L’arrêté du 28 août 2020 fixant les modalités complémentaires d’évaluation et de titularisation de certains personnels relevant du ministère chargé de l’éducation lauréats de la session 2020 des concours accroît la pression sur les enseignant-e-s stagiaires, en instaurant un « entretien professionnel » qui ressemble à un oral bis. SUD éducation fait le point.

Le texte de l’arrêté L’analyse de SUD éducation
Article 1
Les modalités d’évaluation et de titularisation des lauréats 2020 « sont complétées par un entretien professionnel organisé dans les conditions prévues par le présent arrêté.

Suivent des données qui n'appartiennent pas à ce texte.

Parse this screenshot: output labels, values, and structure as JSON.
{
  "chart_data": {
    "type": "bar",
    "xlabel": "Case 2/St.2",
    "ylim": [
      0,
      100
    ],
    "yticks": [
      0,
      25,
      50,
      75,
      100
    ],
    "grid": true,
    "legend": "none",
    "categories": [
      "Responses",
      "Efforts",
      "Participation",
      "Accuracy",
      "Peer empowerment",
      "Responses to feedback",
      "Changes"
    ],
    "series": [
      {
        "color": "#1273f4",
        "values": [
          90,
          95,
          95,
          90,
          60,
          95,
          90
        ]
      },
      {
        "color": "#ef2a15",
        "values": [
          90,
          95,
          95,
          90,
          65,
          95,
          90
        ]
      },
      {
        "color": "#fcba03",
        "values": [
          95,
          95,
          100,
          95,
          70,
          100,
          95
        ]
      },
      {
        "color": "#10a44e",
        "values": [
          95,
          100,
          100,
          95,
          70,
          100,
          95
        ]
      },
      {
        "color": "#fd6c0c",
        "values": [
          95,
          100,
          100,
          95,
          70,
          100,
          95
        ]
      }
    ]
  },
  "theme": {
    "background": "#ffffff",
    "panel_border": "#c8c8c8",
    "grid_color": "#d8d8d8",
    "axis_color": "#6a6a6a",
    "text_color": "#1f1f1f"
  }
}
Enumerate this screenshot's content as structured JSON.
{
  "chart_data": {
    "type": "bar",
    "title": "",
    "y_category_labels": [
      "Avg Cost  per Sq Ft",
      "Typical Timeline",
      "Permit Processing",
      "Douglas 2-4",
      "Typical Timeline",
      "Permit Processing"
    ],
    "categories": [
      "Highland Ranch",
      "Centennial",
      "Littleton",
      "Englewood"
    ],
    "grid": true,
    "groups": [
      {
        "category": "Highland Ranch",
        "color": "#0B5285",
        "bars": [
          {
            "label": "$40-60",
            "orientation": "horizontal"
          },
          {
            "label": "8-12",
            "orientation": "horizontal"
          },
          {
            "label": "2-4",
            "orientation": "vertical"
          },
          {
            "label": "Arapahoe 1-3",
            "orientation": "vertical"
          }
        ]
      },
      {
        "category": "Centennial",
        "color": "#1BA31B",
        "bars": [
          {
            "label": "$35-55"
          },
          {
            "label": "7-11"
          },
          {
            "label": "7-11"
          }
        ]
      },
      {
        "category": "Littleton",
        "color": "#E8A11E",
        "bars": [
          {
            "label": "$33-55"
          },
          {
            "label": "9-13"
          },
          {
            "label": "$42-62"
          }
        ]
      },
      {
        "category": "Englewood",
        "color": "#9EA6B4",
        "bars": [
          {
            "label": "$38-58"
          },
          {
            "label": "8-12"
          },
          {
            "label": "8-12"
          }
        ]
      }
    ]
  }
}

La procédure de titularisation des stagiaires reste donc la même (avec rendu d’un mémoire et avis d’un-e inspecteur-rice, du chef d’établissement et de l’INSPE) mais à celle-ci vient s’ajouter un oral de titularisation qui aura lieu entre mars et juin 2021. Nous savons d’ores et déjà que cet oral sera une charge supplémentaire pour des stagiaires qui auront, pour certain-e-s, les épreuves orales et écrites de l’INSPE à préparer sur cette même période de l’année.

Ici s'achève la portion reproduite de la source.